Accommodative Esotropia Clinical Presentation
- Author: Chris Noyes, MD, FAAFP; Chief Editor: Hampton Roy, Sr, MD more...
Parents of the patient may notice an inward or upward deviation of one eye relative to the other eye. The patient may see either a single blurred image or a double image in which one image is clear and one image is blurred. Family history of strabismus or related diseases is common. The age of onset of strabismus should be noted.
Carefully examine visual acuity in a manner appropriate for the patient's age. For patients younger than 1 year, visual acuity is measured by objective means. For patients aged 1-3 years, subjective methods, such as Allen cards, are used in addition to objective methods. For patients aged 3-5 years, subjective methods, such as Allen cards, tumbling Es, or the letter chart, can be used. For patients older than 5 years, the Snellen alphabet chart almost always can be used. The patient usually will have hyperopia in the range of +3.00 to +10.00 diopters.
Determine stereo acuity using polarized glasses and Titmus test or Randot stereogram.
Check extraocular movements to ensure that the eye movements are full.
Measure or estimate the angle of deviation. The easiest method is to evaluate the centration of the corneal light reflex in each eye, while the patient fixes on objects at distance or near. In some cases, it is possible to perform the alternate cover test. Ask the patient to fix on an object. By alternately covering and uncovering each eye, the examiner can detect a shift in the eye's position with refixation. In esotropia, as an eye is uncovered, it turns out to fixate. In true accommodative esotropia, the angle of deviation is the same when measured at distance and near fixation and usually is 20-40 prism diopters.

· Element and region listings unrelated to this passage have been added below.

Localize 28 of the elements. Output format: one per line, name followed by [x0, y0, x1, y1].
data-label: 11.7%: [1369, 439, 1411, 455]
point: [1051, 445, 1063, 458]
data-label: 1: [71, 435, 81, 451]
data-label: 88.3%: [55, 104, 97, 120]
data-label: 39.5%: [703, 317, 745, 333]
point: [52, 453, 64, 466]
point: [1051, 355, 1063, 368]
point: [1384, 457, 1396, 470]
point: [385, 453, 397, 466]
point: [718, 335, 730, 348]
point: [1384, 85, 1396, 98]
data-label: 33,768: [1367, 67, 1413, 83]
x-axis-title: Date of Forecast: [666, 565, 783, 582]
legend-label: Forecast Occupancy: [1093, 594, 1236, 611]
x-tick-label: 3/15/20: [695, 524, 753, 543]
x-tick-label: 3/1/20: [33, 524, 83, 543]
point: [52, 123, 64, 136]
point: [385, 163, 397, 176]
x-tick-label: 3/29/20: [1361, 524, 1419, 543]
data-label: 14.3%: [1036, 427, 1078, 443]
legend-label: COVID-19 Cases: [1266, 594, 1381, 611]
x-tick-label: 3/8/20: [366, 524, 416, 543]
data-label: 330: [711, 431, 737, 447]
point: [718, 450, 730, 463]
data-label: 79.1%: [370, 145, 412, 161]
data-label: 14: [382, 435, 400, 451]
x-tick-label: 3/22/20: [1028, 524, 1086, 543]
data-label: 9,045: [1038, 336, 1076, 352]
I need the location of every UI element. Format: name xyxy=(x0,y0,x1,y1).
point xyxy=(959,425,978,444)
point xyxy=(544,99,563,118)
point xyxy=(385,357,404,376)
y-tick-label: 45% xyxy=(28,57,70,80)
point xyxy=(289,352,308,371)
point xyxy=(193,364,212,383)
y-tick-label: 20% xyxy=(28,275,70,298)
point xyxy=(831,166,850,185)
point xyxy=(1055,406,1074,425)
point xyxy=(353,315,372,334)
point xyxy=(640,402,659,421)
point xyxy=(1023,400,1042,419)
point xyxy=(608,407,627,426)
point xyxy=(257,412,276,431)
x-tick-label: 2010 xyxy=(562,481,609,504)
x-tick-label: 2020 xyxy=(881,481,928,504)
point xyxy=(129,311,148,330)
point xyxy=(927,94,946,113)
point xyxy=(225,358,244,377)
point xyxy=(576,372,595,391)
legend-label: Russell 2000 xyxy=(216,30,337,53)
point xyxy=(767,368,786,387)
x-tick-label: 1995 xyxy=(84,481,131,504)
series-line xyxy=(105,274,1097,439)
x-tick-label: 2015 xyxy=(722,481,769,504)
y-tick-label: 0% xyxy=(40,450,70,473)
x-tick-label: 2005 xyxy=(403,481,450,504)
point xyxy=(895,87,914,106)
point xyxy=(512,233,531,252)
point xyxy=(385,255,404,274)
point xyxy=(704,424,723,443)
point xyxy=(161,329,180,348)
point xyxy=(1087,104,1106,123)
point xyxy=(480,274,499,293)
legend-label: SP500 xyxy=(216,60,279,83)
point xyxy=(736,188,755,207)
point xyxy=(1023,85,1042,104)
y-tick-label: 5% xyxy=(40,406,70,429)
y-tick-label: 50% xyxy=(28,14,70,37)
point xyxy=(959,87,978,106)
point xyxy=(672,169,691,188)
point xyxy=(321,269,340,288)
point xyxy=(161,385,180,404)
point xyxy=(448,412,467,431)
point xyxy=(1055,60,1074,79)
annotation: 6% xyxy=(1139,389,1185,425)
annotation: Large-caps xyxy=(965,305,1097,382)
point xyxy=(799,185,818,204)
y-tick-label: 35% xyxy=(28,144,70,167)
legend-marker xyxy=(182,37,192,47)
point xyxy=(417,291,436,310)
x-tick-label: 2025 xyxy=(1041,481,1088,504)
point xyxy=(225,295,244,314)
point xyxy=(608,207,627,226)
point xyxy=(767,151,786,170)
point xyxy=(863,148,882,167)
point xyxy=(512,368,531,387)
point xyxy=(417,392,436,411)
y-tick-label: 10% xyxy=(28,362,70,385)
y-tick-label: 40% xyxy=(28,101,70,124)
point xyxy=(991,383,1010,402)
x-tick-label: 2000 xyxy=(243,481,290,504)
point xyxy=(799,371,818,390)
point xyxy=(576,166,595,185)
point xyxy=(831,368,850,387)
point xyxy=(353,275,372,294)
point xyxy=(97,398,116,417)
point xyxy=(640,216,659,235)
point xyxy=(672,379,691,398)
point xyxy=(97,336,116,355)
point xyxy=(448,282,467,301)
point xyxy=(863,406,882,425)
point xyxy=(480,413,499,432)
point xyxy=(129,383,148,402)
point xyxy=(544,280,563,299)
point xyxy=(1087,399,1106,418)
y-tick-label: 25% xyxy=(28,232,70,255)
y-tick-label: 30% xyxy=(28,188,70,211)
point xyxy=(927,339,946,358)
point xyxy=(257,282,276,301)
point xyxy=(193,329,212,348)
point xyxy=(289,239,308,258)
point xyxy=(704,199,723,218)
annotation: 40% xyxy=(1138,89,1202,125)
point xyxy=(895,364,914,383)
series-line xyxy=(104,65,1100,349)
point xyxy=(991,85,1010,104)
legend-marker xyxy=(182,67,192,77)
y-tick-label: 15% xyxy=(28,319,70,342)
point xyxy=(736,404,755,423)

Measure AC/A. If this ratio is high, then the deviation measured at near will be significantly greater than that at distance. In pure accommodative esotropia, the AC/A ratio should be normal; distance and near measurements should be the same.
Perform a complete eye examination. Examine the anterior segment to assess the cornea, anterior chamber, and lens. Examine the fundus with both direct and indirect ophthalmoscopes. Note the appearance of the macula and the optic nerve.
Perform cycloplegic refraction on all children by using the retinoscope and loose lenses. Cycloplegia is achieved with Mydriacyl 1% if the patient is younger than 1 year; it is achieved with Cyclogyl 1% if the patient is 1 year or older.